Geez, You’re Mental (Spaces on the Page and Spaces in Thought)
In his column this week, Slate magazine writer Farhad Manjoo lays into people who commit what he considers a terrible offense: using two spaces after a period. I guess I’m a terrible person, then, because if it weren’t for the automatic space-erasers on these sites, there would never be less than two spaces at the end of my written sentences.
(View the column by clicking here.)
Manjoo provides ample arguments to back him up: typographers have agreed since the early 1900s that one space is correct and two spaces is “criminal”; people who use two spaces only do so because of the way typewriters worked 60 years ago; having one space instead of two is “more visually pleasing.”
Although at first I expected a perfectionistic rant (I’m a recovering grammar geek, and even I thought writing an entire article about spaces was going a bit overboard), it turned out to be a solid piece with some interesting historical bits for me to learn.
The best lesson we can learn from this article, however, has nothing to do with grammatical or typographical spaces, but rather about the space between our thoughts, or the lack thereof. About how ridiculously mental -- that is to say, how concept-obsessed, how mind-based -- we’ve all become.

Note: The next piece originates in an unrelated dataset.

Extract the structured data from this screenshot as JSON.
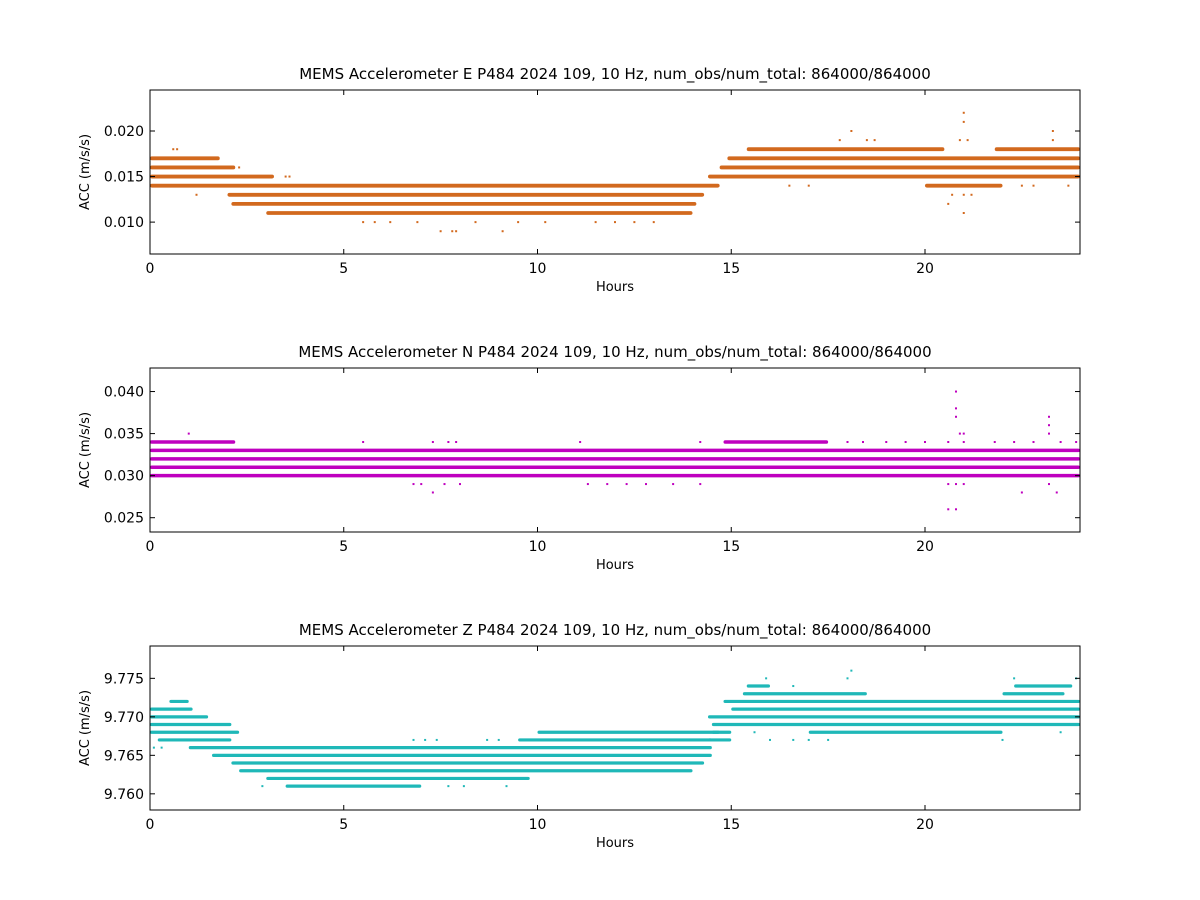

Where once we lived in nature, worked in the fields, tended gardens, crafted things with our hands, now we make our livings talking and pontificating, consigning the real labors to the machines.
I’m not saying we shouldn’t have intellectual discussions, and I don’t feel there’s anything wrong with working with ideas versus concrete objects (the separation is just in our minds, anyway). But we’re focusing on a single word while forgetting to read the poem!
The result, unfortunately, is that we’re completely caught up in our thinking minds instead of living in the real world. We no longer know how to just be present to what we’re doing; there’s always a line of commentary, most often coming from within our own heads.
So even as we’re exposed to more incredible opportunities than could fit into ten lifetimes, we’re seeing record rates of depression, social isolation, anxiety, and suicides. Even conditions alleged to be entirely physical (I don’t believe anything is ever so separate) can be linked to the manic brain.
The secret is not to do more, or think differently, or be somebody else. The secret is to let the mind be still and to be present to what we’re doing, whether that’s working in a garden or punching a keyboard, trying to decide how many spaces to use. The impact is profound.